Зато Онуте теперь пропускали в любое время. Ей даже выдали настоящий постоянный пропуск. Она всякий раз показывала его санитару у входа, и всякий раз санитар говорил:
– Ладно, ладно, егоза, знаю, беги!
Она не отходила от папиной койки и всё время проводила в четвёртой палате. Она подавала раненым градусники, лекарства, костыли. Постепенно она стала помощницей Шурочки. Все раненые полюбили её.
– Папа, – говорила она, присаживаясь в ногах у отца, – а можно, я буду учиться на сестру, когда вырасту?
– Можно, Оняле, можно… И на сестру… И на доктора… И на профессора…
Он легонько сжимал её худенькую ручку своей большой, жилистой, но слабой ещё рукой и подолгу держал не отпуская.
Однажды, запинаясь и то и дело отдыхая, он рассказал ей о том, как попал в концлагерь.
…Он сидел в тёмном подвале и слушал Москву.
«Фашисты несут человечеству страдания и гибель, – записывал он, прислушиваясь к спокойному, уверенному голосу Москвы. – Одни народы они уничтожают полностью, другие обрекают на вымирание, третьи – на унизительное рабство…»
Вдруг наверху раздался глухой взрыв. Это фашисты взорвали дом над подвалом. Свеча погасла. В подвале наступила кромешная тьма. Но радио на аккумуляторах продолжало чудом работать. И Петраускас торопливо записывал в темноте, не зная, сможет ли он потом разобрать записанное. Потом он почувствовал, что ему отчего-то тяжело дышать. Он стал глубже и чаще втягивать в себя воздух, но это не помогало. Он начал задыхаться.

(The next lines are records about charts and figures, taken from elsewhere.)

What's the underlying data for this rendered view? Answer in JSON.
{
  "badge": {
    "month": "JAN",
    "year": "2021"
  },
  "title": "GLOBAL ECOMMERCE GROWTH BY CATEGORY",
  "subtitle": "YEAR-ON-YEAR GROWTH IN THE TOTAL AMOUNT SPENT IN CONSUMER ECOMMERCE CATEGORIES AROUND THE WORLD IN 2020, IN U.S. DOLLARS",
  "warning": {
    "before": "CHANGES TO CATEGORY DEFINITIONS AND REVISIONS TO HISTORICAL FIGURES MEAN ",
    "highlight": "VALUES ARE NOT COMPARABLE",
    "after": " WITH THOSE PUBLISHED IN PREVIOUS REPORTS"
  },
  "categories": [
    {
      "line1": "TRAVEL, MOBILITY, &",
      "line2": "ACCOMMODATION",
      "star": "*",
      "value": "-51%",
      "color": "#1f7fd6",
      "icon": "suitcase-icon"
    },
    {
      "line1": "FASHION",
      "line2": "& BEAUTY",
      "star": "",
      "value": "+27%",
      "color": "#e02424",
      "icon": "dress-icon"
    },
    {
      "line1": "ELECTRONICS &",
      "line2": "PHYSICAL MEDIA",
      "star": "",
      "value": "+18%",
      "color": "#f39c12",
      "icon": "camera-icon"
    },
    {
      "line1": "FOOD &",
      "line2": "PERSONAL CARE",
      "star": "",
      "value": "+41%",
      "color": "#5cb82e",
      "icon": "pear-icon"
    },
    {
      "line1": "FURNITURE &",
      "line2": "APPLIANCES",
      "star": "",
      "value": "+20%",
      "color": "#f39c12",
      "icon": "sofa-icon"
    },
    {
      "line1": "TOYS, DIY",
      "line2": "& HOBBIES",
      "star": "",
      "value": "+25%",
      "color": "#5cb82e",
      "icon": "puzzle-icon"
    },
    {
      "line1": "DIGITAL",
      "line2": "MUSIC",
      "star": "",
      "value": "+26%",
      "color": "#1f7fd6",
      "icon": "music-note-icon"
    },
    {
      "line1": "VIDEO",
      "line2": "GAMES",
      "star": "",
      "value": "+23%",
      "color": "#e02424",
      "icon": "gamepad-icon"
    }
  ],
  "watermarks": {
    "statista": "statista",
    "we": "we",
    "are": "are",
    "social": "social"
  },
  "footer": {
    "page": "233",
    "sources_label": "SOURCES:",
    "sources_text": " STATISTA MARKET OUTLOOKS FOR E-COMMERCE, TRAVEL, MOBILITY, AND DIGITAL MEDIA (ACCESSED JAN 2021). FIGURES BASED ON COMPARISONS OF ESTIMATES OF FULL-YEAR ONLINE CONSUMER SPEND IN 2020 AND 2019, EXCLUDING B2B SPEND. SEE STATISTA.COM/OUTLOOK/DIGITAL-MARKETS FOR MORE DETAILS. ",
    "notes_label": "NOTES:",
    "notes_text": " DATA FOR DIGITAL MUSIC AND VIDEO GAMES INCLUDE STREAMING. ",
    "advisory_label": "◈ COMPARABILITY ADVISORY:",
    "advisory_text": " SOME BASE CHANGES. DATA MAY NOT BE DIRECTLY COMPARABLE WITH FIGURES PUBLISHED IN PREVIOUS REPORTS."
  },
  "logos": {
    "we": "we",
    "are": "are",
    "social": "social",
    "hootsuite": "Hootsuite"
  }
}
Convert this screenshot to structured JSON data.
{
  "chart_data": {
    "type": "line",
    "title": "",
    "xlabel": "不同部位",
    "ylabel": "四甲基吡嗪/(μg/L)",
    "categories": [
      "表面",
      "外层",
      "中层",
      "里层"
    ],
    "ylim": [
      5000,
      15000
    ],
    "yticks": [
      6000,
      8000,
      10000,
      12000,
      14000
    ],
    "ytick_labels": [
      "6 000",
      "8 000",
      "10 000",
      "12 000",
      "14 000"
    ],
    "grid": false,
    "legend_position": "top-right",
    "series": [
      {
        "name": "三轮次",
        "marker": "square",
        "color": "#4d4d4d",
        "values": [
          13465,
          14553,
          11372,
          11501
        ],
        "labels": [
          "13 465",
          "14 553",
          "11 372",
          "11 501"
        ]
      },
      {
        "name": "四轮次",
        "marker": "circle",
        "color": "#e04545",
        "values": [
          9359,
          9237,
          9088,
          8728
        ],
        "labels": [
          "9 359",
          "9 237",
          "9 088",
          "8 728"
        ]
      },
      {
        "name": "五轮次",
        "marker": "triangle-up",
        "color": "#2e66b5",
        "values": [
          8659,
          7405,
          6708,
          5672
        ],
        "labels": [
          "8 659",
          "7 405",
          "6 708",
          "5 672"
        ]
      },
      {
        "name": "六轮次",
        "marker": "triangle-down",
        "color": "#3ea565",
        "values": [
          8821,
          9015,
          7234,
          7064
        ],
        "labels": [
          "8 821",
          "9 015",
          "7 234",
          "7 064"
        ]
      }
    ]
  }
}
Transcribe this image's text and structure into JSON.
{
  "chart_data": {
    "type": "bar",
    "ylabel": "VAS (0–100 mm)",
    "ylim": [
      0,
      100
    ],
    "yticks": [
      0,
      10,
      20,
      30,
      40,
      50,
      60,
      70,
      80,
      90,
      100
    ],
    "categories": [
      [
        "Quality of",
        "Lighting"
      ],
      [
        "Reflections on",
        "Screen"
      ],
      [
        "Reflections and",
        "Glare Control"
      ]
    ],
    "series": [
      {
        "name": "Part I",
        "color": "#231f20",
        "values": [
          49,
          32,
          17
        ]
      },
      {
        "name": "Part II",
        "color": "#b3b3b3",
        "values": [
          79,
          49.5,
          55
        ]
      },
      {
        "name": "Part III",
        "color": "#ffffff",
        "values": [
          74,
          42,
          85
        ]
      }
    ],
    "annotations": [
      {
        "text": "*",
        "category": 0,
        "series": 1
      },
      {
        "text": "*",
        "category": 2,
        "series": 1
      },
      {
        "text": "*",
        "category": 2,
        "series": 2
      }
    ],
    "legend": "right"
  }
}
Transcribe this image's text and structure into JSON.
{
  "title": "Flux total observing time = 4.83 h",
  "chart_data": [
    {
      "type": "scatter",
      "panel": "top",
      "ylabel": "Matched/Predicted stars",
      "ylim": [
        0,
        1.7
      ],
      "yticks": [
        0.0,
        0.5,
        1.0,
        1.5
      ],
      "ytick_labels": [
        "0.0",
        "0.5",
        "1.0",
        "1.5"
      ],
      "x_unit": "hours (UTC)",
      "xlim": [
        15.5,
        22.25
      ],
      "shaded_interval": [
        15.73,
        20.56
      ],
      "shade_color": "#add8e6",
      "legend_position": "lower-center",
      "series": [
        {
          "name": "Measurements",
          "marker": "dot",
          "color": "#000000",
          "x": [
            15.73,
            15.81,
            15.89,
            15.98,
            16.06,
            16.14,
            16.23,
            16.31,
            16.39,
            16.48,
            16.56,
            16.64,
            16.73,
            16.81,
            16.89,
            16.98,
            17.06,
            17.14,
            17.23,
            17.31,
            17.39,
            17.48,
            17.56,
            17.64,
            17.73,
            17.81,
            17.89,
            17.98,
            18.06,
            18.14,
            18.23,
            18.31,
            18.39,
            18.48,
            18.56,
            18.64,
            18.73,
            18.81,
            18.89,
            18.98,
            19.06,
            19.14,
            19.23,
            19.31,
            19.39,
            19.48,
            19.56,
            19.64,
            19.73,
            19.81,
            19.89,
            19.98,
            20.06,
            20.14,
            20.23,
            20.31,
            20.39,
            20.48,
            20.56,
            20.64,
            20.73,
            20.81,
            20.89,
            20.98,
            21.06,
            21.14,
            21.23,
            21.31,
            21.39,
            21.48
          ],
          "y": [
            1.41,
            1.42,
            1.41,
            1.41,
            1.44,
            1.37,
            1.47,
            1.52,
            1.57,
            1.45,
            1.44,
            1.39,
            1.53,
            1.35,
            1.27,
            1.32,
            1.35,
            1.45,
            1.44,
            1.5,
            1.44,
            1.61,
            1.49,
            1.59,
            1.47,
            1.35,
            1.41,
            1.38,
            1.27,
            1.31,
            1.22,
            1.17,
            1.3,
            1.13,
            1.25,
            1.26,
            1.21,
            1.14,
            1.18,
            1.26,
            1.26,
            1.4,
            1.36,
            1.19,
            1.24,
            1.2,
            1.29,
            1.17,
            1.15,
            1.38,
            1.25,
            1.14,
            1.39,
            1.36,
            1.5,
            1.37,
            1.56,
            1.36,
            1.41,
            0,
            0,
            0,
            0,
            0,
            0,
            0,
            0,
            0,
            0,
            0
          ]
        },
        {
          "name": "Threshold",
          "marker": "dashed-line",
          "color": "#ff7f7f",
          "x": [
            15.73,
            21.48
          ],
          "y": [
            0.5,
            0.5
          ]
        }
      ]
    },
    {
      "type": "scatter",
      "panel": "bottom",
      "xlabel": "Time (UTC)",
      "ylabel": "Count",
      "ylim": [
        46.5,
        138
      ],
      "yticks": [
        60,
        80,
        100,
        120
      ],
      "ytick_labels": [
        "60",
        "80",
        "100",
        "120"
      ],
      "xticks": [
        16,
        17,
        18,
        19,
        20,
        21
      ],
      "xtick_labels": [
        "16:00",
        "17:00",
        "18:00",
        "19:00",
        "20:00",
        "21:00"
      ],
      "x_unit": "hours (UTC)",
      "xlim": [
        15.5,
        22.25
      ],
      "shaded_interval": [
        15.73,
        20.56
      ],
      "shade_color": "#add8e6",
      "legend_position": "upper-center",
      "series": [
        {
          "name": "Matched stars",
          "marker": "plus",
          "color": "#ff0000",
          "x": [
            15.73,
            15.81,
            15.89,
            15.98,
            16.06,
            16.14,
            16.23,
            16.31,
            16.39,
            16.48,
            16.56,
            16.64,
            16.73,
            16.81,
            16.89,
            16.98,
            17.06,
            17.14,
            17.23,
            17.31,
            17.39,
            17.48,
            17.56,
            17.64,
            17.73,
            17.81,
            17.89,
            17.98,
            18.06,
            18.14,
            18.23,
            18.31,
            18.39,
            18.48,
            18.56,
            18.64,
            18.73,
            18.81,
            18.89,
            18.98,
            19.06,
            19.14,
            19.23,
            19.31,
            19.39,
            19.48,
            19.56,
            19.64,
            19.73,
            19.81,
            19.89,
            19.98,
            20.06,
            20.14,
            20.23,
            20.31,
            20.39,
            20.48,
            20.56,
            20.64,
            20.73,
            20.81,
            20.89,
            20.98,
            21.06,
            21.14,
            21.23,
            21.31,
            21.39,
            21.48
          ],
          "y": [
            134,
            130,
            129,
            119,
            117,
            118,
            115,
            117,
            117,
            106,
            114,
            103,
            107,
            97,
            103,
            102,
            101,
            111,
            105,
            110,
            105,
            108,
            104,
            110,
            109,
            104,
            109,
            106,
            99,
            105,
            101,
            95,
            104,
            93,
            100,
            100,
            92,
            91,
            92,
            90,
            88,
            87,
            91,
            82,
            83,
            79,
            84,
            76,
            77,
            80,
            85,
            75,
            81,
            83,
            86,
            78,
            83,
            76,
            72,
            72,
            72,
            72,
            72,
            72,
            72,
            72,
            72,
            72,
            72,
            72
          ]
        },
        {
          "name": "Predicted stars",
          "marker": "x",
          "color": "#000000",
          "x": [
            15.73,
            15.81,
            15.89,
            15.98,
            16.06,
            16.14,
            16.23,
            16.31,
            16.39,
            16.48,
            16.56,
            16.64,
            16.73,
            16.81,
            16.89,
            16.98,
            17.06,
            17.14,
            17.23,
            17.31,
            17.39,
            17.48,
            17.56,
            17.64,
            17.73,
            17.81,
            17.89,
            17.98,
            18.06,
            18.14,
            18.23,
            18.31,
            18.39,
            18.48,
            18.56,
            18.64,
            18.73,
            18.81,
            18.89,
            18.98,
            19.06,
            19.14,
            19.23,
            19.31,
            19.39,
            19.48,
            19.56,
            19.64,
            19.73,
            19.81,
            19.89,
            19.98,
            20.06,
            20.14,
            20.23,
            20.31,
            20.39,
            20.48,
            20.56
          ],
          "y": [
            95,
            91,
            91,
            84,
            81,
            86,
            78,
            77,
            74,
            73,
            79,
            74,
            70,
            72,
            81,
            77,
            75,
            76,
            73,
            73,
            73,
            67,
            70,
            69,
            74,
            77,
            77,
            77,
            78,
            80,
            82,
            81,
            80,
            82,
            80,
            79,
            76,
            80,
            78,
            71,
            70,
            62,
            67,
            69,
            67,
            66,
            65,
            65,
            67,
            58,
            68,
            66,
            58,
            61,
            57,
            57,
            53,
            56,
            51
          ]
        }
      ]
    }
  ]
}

Он выключил радио, нашарил в кармане спички и стал одну за другой зажигать их. Спички не зажигались. В ушах звенело. Сердце неистово колотилось. И Петраускас понял: обломки после взрыва завалили все отверстия, и воздух перестал проникать в подвал.
Что было делать? Не погибать же здесь, в этой чёрной, теперь наглухо закупоренной дыре!
Из последних сил он стал продираться наверх…
– Я думал, Оняле, не выберусь, – рассказывал он, ласково глядя на дочку и всё крепче сжимая её худенькую ручку. – Как выбрался, и сам теперь не пойму. Но как только я глотнул воздух, один глоточек воздуха, Оняле, голова у меня закружилась… – Он поднёс руку к забинтованному лбу и нарисовал пальцами в воздухе кружок. – …Голова закружилась, и я потерял сознание. А когда очнулся, Оняле, вижу… – Он опустил руку и слабо махнул ею. – …Вижу, фашисты уже волокут меня!
Он замолчал. Онуте, поглаживая одеяло на папиной ноге, спросила:
– А почему у тебя тут, – она показала на «историю болезни», – написано «шок»?
– А это уже потом… когда Красная Армия освободила нас и меня везли сюда, фашисты бомбу сбросили неподалёку… Ничего!.. Коммунисты, Оняле, сшиты из прочного материала. Дай только окрепну немного!
Онуте встала, оправила папину подушку:
– Ладно, папа, лежи, отдыхай! Тебе ещё нельзя много говорить. А то я Шурочке скажу. И градусник возьми.
– Строгая сестрица! – сказал боец с соседней койки.
– А как же! Будущий профессор! – отозвался Миколас Петраускас, принимая от дочери градусник.
Онуте была счастлива: она нашла папу! Она не выходила из госпиталя и редко бывала теперь в белом флигельке у Миши.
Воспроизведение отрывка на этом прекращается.